Es darf uns freuen, dass aus dem Land, aus dem vor einem Menschenleben Hunderttausende fliehen mussten, heute ein Zufluchtsort geworden ist. Mir fällt in diesem Moment ein, welche Gefühle ich hatte, ein 75-Jähriger, damals war ich noch etwas jünger, 65-jährig, im Krieg geboren, als plötzlich eine Massenzuwanderung von Juden aus der ehemaligen Sowjetunion nach Deutschland erfolgte, ausgerechnet nach Deutschland. Dass das Land, aus dem sie alle fliehen mussten, das unendlich viele verfolgt hatte, nun eine Heimstatt für solche wurde, die genau in diesem Land wohnen würden. Ich konnte mich damals schon freuen über unser Land und tue es heute noch viel mehr. Nahezu überall wird die Hoffnung, die Flüchtlinge in dieses Deutschland setzen, mit Mitgefühl, Herzlichkeit und mit Offenheit belohnt. Szenen der Freude, wie wir sie in München und andernorts gesehen haben, sie werden uns im Gedächtnis bleiben. Sie werden sich aber nicht beliebig wiederholen lassen, aber sie bleiben trotzdem eingelagert in der kollektiven Erinnerung unseres Landes. So werden sie zu unserem Selbstverständnis gehören und daran erinnern, dass Solidarität Freude macht – und Freunde.

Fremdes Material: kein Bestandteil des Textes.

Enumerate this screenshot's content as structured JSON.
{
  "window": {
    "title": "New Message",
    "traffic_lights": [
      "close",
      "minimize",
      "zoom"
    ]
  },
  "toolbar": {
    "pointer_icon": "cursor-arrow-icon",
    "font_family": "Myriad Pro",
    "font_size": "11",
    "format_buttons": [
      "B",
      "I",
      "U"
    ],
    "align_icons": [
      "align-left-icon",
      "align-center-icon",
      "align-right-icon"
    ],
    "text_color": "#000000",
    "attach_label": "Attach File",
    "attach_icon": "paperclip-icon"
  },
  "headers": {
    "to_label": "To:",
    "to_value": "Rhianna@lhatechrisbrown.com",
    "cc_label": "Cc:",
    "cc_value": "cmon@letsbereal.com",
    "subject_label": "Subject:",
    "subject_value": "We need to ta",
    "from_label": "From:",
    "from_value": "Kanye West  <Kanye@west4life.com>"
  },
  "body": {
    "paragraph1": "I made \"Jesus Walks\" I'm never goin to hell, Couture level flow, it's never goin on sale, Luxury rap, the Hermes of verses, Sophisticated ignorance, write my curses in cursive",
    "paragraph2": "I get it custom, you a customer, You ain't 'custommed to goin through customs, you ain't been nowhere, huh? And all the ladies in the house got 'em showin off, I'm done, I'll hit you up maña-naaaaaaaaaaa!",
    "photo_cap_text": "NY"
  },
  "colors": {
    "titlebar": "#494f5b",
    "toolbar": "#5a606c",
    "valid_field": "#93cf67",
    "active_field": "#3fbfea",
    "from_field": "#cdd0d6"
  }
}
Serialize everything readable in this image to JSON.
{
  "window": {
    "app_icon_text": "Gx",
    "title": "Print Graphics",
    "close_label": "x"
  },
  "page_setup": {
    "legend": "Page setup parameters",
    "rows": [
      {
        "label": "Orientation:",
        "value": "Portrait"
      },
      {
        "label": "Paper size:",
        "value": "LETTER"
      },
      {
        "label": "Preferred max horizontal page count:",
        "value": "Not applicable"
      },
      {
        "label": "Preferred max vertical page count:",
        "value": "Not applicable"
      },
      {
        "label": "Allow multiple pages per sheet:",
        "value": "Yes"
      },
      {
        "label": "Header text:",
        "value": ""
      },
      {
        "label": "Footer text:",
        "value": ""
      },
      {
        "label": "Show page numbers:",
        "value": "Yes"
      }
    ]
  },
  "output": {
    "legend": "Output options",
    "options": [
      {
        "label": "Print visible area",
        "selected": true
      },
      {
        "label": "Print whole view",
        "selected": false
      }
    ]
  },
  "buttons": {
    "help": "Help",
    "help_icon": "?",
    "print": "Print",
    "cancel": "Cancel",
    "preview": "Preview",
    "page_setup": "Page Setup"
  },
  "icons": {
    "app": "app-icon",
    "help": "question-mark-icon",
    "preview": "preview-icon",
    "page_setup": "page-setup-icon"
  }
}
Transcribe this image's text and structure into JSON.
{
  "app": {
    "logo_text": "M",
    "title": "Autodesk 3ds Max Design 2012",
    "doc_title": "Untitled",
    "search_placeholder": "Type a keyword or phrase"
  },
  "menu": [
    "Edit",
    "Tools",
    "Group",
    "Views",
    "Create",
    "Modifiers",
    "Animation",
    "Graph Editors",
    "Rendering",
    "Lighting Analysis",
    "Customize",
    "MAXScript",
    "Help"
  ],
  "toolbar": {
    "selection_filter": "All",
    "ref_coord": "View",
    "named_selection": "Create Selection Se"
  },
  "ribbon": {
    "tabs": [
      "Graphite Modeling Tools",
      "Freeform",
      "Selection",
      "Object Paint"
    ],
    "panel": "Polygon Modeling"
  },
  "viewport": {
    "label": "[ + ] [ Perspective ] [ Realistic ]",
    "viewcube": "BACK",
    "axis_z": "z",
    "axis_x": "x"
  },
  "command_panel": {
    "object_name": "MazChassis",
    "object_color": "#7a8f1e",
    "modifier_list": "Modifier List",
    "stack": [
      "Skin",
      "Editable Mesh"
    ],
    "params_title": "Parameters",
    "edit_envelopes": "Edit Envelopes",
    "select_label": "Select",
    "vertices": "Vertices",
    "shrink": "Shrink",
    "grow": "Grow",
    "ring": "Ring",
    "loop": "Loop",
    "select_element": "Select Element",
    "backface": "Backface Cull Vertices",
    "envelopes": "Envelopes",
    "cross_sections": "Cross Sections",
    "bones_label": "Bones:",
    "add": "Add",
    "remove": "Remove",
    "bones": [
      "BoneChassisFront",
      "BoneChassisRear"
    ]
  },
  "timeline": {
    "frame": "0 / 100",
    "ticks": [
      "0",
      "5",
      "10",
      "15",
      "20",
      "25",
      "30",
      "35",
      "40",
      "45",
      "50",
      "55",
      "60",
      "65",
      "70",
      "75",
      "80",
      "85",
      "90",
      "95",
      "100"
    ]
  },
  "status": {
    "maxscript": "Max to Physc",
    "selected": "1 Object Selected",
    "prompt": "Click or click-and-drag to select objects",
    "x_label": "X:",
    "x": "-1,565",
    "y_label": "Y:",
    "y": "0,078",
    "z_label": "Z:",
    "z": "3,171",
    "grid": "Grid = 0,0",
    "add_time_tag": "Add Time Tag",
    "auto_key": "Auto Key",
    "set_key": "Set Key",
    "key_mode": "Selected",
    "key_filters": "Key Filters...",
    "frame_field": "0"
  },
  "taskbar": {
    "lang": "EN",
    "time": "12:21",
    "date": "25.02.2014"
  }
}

Wenn Menschen zu Hunderttausenden zu uns kommen, aus einem fernen Land mit einer fremden Kultur, ihre ganze Habe oftmals in einer Plastiktüte, dann kommen mit den Menschen Herausforderungen – und, ja, auch Konflikte. Das ist völlig unvermeidlich.

Zunächst einmal stehen wir vor enormen Organisationsaufgaben. Allein schon die Anerkennungsverfahren: so viele Anträge in so kurzer Zeit, zudem die Belastung, dass Menschen zurückgewiesen werden müssen. Angesichts des schnellen Zustroms muss der Staat den Bau von Wohnungen fördern, er muss Schulen bauen, Lehrer und Kindergärtner einstellen, Arbeitswelt und Berufsbildung anpassen, deutsche Sprache und deutsches Recht lehren. All das zu den vorhandenen Aufgaben. Ich stelle vor, was allein die Debatte um die Inklusion im Bereich unserer Schulen und in der Lehrerschaft für Problemdebatten ausgelöst hat. Das läuft ja alles parallel, alles gleichzeitig. Und es muss, kurz zusammengefasst, eine sehr große Gruppe von Neuankömmlingen mit dem Nötigsten versorgt werden und ihnen, die bleiben dürfen, müssen Chancen eröffnen werden.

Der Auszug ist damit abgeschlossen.